Douglas A. McIntyre is the co-founder, chief executive officer and editor in chief of 24/7 Wall St. and 24/7 Tempo. He has held these jobs since 2006.

McIntyre has written thousands of articles for 24/7 Wall St. He is an expert on corporate finance, the automotive industry, media companies and international finance. He has edited articles on national demographics, sports, personal income and travel.

His work has been quoted or mentioned in The New York Times, The Wall Street Journal, Los Angeles Times, The Washington Post, NBC News, Time, The New Yorker, HuffPost USA Today, Business Insider, Yahoo, AOL, MarketWatch, The Atlantic, Bloomberg, New York Post, Chicago Tribune, Forbes, The Guardian and many other major publications.
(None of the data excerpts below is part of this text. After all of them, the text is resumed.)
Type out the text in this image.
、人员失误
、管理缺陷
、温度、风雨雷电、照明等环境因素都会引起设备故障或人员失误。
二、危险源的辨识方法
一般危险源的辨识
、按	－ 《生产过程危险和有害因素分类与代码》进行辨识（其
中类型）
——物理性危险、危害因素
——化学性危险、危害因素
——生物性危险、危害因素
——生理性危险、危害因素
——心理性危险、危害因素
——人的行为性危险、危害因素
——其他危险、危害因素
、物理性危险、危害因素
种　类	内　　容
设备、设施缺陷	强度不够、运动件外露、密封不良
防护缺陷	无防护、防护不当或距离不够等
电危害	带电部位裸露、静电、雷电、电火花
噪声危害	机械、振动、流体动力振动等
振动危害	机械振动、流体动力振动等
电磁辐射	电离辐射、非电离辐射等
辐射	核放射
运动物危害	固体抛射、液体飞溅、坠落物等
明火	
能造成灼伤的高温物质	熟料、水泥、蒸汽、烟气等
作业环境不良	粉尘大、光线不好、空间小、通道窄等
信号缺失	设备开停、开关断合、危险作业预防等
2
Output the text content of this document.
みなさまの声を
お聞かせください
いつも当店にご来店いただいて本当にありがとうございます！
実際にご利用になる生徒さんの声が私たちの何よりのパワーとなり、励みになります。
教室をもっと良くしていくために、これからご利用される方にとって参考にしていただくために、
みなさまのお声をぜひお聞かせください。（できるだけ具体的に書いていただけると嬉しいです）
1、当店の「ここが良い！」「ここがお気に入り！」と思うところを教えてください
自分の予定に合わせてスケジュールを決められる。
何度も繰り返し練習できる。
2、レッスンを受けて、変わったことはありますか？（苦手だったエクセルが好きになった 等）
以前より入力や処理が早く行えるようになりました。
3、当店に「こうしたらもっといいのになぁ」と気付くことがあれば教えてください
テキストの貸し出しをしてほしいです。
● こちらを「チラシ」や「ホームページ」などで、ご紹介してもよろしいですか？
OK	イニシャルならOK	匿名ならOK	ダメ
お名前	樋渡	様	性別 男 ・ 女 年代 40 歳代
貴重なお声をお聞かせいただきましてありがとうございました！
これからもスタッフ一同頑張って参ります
McIntyre has been a guest on CNBC, the BBC and television and radio stations across the country.

A magna cum laude graduate of Harvard College, McIntyre also was president of The Harvard Advocate. Founded in 1866, the Advocate is the oldest college publication in the United States.

TheStreet.com, Comps.com and Edgar Online are some of the public companies for which McIntyre served on the board of directors. He was a Vicinity Corporation board member when the company was sold to Microsoft in 2002. He served on the audit committees of some of these companies.

McIntyre has been the CEO of FutureSource, a provider of trading terminals and news to commodities and futures traders. He was president of Switchboard, the online phone directory company. He served as chairman and CEO of On2 Technologies, the video compression company that provided video compression software for Adobe’s Flash. Google bought On2 in 2009.